Fear the Walking Dead continues to get better after a shaky first season.
The latest episode of Fear the Walking Dead gave an insight into the motivations of the mysterious Victor Strand – a man for whom survival is everything and who treats every stranger as a threat from the outset.
It was a mentality Rick Grimes had to learn the hard way on The Walking Dead, and it makes for an interesting comparison with a character long since departed on that show.
Shane lasted considerably longer in the series than he did in the comics, but when he went it was in no small part due to the contrasting styles of leadership that he and Rick had adopted.
For Shane it was all about survival – kill now and talk later – but early-season Rick was the polar opposite.
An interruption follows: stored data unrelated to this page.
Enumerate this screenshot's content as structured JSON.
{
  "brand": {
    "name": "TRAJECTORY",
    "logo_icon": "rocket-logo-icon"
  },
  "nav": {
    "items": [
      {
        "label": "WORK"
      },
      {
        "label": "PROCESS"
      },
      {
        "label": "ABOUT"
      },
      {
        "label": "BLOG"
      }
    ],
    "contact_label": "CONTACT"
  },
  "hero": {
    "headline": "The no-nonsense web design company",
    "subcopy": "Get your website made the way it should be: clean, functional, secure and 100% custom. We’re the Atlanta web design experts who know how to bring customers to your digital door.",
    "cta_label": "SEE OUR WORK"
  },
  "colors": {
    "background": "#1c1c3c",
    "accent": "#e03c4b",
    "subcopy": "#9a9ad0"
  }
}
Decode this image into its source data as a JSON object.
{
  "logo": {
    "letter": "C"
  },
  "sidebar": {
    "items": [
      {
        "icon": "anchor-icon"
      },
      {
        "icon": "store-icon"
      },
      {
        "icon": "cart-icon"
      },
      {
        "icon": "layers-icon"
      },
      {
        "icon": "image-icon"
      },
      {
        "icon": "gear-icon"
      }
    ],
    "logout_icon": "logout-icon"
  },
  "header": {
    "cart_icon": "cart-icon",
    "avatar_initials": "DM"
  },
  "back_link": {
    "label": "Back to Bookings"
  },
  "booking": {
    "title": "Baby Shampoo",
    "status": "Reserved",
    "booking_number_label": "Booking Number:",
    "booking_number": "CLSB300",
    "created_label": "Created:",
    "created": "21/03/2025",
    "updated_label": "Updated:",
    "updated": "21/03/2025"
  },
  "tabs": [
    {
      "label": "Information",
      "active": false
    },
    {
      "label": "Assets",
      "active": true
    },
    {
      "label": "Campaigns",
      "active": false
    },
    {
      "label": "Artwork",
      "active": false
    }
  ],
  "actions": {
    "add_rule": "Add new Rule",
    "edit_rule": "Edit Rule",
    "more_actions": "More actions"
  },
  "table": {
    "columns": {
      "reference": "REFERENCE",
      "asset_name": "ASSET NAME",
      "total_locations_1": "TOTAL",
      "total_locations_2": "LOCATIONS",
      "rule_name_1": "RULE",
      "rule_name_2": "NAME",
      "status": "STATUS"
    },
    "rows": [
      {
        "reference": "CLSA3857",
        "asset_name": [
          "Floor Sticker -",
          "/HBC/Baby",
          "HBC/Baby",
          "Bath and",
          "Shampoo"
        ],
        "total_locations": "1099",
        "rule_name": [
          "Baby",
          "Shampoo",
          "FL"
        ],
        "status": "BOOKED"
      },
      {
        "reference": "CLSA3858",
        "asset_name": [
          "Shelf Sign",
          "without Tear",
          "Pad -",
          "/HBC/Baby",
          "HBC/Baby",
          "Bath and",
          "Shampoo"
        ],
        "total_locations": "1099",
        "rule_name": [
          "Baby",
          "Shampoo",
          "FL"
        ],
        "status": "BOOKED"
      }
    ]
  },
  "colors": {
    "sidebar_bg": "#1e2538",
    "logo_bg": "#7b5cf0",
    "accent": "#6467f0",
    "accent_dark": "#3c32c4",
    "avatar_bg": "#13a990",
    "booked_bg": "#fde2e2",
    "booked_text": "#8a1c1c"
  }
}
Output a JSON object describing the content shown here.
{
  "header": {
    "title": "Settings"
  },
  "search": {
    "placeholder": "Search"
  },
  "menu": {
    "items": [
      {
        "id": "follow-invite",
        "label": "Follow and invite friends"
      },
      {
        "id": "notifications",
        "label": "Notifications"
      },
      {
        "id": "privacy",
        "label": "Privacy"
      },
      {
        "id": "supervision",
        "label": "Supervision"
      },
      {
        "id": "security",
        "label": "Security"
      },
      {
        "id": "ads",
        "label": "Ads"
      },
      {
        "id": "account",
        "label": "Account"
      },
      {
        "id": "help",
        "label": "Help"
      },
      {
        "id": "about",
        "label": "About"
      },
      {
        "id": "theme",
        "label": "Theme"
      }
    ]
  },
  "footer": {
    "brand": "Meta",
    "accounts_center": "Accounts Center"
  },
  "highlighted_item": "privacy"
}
“We do NOT kill the living!”
Well we all know how that turned out, but over on Fear… could we be seeing another character with the same belief system – and faults – as Shane?
Strand has never masked his selfishness; he wears it with pride. However, it was not until the final moments of this season’s third episode that we realised he was true to his word.
In casting Alex and Jake – the two survivors of Flight 462 – adrift with little hope of survival, Strand proved categorically that if you are deemed deadweight in this world you may as well be dead and that if you are on his boat you can be damn sure he has a use for you.
Strand knew from the moment Alicia started speaking to a mysterious voice across the waves that she had done something stupid, and so it proved when the Abigail was attacked and its captain was himself left alone in unforgiving waters.
When Madison held out her hand to rescue Strand the comparison was clear: she opted to save him while he condemned Alex and Jake to die.
But if Strand had his way, if no one was trusted, there would have been no attack in the first place.
Back in season one of The Walking Dead Shane was doing fine keeping everyone safe until Rick came along, and it is no coincidence that the former sheriff ultimately embraced a level of savagery that we had ever seen from his one-time best friend.
Strand is right, just as Shane was before him. It is better not to trust and to survive than to invite the possibility of death.